However I was immediately thankful that the anonymous person had written in because for twenty seven days I've been turning over various autism posts that I've meant to write in my head, but this has been a month of rushing and hustling from place to place and at night I'm often to tired to write at all.
It's still April though, and this is one topic I don't want to miss writing about this month.
When I first started out as a parent I was certain I could do it all on my own (with Paul's help of course). There wasn't anything that life could throw at me that I couldn't handle.
I'd read those posts that still flitter through my Facebook feed daily that told horrible, stomach twisting stories about social workers and doctors seizing children from families, for no reason whatsoever, or maybe just because they were homeschoolers and I would shudder at what they'd gone through.
I have to admit that those stories made me less likely to ask for any kind of help and more likely to try to hold it altogether on my own.
And for a while I did. Sure Maggie was a handful at two, but I was sure she'd grow out of it. I mean, she didn't have any words, but Sadie didn't have any words at two either and she was talking non-stop by the time she turned four (albeit with major problems with enunciation that likely came from eighteen months of monthly ear infections that we took her to the doctor for over and over again).
By the time she was almost three though, alarm bells were going off in my head. Something wasn't "right." And try as I might I didn't seem to be able to help her.
I began to realize that whatever we were facing, whatever I needed to do to help her was beyond my capabilities at that moment.
She was still two when I filled out a form online and sent it in to Early On. We received a letter a month later saying that she was too close to her third birthday and we'd been referred to our school district for evaluation. That was two years ago. I have never received any assistance or help from our school district, despite reaching out to them.
I fretted that she'd done so well when we were at those meetings and evaluations there was no way that we were going to get help of any kind.

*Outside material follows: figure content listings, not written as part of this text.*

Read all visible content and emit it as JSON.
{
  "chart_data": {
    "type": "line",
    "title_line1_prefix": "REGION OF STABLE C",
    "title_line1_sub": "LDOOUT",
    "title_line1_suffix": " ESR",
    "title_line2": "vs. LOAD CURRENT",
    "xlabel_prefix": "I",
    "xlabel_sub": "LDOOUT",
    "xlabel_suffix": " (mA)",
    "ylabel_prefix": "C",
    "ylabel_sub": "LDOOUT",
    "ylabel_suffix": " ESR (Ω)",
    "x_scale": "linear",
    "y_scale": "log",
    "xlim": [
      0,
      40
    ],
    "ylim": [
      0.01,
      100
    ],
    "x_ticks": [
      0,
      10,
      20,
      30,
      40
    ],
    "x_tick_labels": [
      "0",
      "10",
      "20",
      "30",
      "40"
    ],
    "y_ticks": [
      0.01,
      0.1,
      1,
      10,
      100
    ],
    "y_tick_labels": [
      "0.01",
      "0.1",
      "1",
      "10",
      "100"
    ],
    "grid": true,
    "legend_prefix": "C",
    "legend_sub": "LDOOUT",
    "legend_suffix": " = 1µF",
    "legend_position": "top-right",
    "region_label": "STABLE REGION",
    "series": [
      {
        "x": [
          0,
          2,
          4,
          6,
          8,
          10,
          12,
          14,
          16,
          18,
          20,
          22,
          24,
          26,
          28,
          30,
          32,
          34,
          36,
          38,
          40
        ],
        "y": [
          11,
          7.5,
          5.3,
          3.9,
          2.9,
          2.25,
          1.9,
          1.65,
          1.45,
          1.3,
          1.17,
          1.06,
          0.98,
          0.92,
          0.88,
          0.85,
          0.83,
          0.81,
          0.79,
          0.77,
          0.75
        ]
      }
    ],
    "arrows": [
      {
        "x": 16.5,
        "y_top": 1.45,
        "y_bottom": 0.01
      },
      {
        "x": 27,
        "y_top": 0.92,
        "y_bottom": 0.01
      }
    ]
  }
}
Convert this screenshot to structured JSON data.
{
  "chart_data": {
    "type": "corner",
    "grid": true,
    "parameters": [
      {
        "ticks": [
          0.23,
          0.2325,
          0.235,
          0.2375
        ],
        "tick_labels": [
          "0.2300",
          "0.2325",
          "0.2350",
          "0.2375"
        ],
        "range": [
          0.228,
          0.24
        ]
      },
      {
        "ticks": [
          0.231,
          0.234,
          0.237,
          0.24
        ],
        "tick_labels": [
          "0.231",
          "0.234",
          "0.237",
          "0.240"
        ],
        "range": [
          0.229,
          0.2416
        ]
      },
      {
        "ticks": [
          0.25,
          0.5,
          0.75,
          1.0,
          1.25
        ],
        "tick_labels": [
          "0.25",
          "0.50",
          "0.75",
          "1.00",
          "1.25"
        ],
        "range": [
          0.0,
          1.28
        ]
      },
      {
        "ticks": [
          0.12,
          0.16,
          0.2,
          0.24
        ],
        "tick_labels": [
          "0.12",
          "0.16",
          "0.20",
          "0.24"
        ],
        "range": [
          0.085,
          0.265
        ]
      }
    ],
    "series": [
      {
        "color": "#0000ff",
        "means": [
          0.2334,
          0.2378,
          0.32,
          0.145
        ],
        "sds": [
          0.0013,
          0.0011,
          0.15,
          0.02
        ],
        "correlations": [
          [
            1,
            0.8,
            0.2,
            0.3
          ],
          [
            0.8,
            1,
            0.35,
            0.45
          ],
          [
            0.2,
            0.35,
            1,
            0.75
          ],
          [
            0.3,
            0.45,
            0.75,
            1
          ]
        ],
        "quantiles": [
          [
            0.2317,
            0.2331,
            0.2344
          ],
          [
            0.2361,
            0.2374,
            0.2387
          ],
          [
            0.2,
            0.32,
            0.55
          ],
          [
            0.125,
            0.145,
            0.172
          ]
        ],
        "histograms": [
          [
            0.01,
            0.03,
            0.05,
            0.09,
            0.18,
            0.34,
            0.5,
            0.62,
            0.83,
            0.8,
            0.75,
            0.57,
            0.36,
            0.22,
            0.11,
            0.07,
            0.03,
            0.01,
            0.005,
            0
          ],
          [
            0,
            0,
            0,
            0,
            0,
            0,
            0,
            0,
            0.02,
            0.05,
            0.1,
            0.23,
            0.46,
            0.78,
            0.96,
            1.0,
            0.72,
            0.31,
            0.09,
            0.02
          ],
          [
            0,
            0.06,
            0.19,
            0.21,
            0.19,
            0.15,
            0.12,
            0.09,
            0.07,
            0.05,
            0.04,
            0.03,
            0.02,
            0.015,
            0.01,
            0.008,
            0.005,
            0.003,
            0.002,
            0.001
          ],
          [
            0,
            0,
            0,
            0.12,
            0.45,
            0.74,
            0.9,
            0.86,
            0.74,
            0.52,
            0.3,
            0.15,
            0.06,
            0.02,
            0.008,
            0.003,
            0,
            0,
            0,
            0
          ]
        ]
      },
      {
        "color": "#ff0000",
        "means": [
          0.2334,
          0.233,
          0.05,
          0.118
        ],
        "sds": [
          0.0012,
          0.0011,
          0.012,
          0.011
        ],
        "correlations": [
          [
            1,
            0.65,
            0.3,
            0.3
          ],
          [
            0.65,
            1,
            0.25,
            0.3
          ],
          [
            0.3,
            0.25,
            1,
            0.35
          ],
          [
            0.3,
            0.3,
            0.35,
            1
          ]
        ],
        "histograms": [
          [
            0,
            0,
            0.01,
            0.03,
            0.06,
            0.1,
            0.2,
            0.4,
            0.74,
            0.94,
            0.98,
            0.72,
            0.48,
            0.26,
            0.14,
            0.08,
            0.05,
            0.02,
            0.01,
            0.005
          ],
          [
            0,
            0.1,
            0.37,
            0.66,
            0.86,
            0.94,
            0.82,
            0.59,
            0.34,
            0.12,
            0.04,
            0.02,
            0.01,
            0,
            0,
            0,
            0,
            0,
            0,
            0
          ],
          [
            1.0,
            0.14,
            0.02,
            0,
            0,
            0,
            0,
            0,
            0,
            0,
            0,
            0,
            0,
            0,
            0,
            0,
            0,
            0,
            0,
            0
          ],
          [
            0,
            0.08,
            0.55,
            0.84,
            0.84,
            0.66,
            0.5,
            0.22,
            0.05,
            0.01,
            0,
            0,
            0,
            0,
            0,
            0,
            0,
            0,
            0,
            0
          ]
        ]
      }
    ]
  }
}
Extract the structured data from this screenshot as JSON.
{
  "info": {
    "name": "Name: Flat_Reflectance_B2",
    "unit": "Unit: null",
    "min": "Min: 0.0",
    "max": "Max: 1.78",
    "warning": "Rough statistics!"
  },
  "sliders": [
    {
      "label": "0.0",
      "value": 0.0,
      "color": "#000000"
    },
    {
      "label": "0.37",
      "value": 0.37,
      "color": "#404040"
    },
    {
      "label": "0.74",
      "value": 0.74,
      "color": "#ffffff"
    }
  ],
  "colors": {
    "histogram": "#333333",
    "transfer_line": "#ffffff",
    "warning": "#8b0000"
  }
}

She'd been on her best behavior.
They came back and told me that she was definitely "autistic" and at that point "more severely than other children on the spectrum her age."
Our lives were about to change dramatically and the idea of that change was very scary to me. I'd been used to being on my own with the kids, walking to parks and museums every single day of the week to make Paul's long hours at law school pass more quickly.
Suddenly we had therapy sessions six days a week.
But as I watched Mae with her therapists I realized that they could help her in ways that I couldn't (even though I was going through an intensive training program at the local university at the same time). And as time went by I also realized that they cared about her and wanted what was best for her and were willing to advocate for her just as I was.
Yesterday's commenter said: "Somebody has swallowed a heckuva lot of Kool-Aid to presume that doctors, nurses, evals, and specially-trained special education specialists are the only people to be trusted with the welfare of our children."
And I guess in a literal sense I agree with him. They aren't the only people to be trusted. But sometimes they are a crucial part of the puzzle.
Sometimes caring for your child involves the a humbling moment of realization that you need outside help and then taking the steps to ask for that help and advocate for exactly what your child needs.
I'm a huge supporter of seeking help early now. Catching problems early and getting help can mean far less therapy further down the road. That's why I had Patch evaluated for a speech delay and why I brought up my concerns about James having a gross motor delay. I know that Patch's one speech session a month (which involves training for me) is likely to save us lengthier, more frequent, and more expensive speech therapy sessions down the road.
I hope that getting James physical therapy now will mean that he starts hitting his milestones on time and doesn't need other sorts of help later on.
That's what early intervention is. It's help when kids are small that hopefully will mean they need less help dealing with certain problems in the future.
I've read many, many books. Most nights I save articles about speech or occupation therapy or sensory activities I can do to help my kids. But I've realized that my training still, at this point, falls short (someday if I have the time I would love to get a speech or OT degree) and I'm still not able to help her as much as her team of therapists can on a daily basis.
Being a parent means wearing a lot of hats. Sometimes one of those hats is advocate.
I advocate to get my daughter the help that I can't give her.
And I hope, Anonymous person on the other side of the computer, that if you're ever in a position where your child or grandchild needs that kind of help, you'd be willing to do the same.
If you're a parent out there who has a concern about your child not saying enough words or meeting milestones ask your doctor if they're worried too. If you have a gut feeling that there's a problem don't be afraid to push for answers.
Hearing a diagnosis can be hard, but it can also be the gateway to getting the sort of help that your child needs.